We feel, however, that we should not part from this case without expressing our view that the proof of the voluntary character of the accused’s statement to the police, which was put in evidence against him, is most unsatisfactory. That statement, put in writing by the police officer, was obtained only upon a fourth questioning to which the accused was subjected on the day following his arrest. Three previous attempts to lead him to « talk » had apparently proved abortive—why, we are left to surmise. The accused, a young Indian, could neither read nor write. No particulars are vouchsafed as to what transpired at any of the three previous « interviews »; and but meagre details are given of the process by which the written statement ultimately signed by the appellant was obtained. We think that the police officer who obtained that statement should have fully disclosed all that took place on each of the occasions when he « interviewed » the prisoner; and, if another policeman was present, as the defendant swore at the trial, his evidence should have been adduced before the statement was received in evidence. With all the facts before him, the learned judge should form his own opinion that the tendered statement was indeed free and voluntary as the basis for its admission, rather than accept the mere opinion of the police officer, who had obtained it, that it was made  » voluntarily and freely. »

It should always be borne in mind that while, on the one hand, questioning of the accused by the police, if properly conducted and after warning duly given, will not per se render his statement inadmissible, on the other hand, the burden of establishing to the satisfaction of the court that anything in the nature of a confession or statement procured from the accused while under arrest was voluntary always rests with the Crown. The King v. Bellos (1927 CanLII 39 (SCC), [1927] S.C.R. 258); Prosko v. The King ((1922) 1922 CanLII 584 (SCC), 63 Can. S.C.R. 226). That burden can rarely, if ever, be discharged merely by proof that the giving of the statement was preceded by the customary warning and an expression of opinion on oath by the police officer, who obtained it, that it was made freely and voluntarily.

[Soulignements ajoutés]

[35] Vu ce qui précède, il m’apparaît que le juge de première instance a erré en droit en admettant la déclaration extrajudiciaire faite par l’appelant le 1er septembre 1987.

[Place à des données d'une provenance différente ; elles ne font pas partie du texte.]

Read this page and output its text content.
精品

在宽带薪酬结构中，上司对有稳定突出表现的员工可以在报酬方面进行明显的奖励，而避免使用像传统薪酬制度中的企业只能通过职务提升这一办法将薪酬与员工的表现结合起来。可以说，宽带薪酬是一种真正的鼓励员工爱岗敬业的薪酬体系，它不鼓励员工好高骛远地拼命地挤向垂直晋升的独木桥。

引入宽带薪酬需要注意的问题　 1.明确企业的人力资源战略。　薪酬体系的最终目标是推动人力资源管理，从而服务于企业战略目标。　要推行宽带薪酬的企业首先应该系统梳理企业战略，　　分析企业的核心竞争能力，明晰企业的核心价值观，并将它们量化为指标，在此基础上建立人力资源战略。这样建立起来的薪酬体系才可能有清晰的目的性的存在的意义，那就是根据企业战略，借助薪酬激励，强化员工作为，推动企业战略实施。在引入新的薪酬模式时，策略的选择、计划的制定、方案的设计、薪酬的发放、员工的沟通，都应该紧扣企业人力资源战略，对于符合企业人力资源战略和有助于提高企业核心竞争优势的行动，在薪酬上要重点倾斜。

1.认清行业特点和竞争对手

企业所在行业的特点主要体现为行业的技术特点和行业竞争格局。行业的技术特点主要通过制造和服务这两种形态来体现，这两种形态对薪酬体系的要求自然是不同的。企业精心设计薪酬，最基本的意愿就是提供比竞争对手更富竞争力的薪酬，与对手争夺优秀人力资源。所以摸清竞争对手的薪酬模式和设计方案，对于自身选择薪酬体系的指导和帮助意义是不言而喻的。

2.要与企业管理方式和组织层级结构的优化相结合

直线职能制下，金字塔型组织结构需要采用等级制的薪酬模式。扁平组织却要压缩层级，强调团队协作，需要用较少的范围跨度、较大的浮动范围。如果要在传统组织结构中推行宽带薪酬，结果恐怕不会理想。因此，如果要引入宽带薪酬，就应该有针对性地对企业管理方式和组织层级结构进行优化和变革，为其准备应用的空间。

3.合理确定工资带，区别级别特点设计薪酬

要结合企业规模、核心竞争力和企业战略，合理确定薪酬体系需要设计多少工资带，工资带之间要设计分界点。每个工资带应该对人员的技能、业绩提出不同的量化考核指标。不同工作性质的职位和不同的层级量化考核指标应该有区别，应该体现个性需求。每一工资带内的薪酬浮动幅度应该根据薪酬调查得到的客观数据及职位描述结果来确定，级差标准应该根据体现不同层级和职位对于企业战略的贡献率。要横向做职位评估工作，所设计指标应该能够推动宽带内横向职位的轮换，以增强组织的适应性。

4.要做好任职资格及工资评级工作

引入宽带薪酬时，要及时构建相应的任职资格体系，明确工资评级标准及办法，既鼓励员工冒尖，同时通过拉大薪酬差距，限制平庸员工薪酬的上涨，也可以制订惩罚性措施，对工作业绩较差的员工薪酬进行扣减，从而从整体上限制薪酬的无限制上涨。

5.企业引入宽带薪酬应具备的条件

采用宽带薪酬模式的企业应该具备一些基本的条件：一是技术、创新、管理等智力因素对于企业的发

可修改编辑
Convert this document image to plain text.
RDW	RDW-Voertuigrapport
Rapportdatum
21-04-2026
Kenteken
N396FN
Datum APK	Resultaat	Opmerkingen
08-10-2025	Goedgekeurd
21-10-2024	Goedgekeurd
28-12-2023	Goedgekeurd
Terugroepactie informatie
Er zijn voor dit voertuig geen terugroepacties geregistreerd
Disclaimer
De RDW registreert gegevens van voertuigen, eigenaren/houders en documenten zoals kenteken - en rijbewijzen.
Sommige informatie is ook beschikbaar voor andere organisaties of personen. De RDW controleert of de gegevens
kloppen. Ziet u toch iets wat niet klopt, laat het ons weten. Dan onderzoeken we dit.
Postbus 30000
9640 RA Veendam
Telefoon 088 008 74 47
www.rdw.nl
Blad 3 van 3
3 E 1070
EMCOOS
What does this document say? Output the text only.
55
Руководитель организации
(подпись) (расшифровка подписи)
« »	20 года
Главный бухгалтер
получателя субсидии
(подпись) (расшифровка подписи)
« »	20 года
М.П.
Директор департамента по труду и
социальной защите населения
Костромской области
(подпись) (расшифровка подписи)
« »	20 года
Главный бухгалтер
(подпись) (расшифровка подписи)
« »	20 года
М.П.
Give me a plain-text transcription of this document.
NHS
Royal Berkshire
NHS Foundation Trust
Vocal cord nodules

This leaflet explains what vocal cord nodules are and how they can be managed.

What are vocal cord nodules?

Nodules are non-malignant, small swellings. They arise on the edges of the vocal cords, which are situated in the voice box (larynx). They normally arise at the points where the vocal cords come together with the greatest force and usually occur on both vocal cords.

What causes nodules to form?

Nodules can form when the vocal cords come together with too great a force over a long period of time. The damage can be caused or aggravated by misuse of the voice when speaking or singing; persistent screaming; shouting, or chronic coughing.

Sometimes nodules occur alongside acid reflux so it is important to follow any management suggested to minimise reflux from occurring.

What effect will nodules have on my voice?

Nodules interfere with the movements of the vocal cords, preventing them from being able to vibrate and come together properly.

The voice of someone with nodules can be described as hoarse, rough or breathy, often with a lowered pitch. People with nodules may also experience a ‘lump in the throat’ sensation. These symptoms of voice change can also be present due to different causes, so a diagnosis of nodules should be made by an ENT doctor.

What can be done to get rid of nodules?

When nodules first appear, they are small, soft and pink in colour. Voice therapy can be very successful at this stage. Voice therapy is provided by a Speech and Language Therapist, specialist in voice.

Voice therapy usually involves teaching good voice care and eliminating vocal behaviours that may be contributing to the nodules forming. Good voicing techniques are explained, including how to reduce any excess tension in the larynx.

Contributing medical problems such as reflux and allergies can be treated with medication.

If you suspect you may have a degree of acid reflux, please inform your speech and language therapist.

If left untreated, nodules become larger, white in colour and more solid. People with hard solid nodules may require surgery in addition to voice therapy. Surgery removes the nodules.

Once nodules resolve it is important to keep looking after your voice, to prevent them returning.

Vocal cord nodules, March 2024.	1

[36] L’intimée, étant d’opinion que ce premier moyen devait échouer, n’a nullement invoqué la disposition réparatrice. Sa preuve reposant en très grande partie sur les déclarations extrajudiciaires de l’appelant, il convient de souligner que le juge a permis que sa déclaration du 1er septembre 1987 soit utilisée contre lui lors de son contre-interrogatoire sans que celle-ci ait été produite[28], ce qui militerait en faveur d’un nouveau procès. J’estime nécessaire, néanmoins, de traiter des autres moyens d’appel.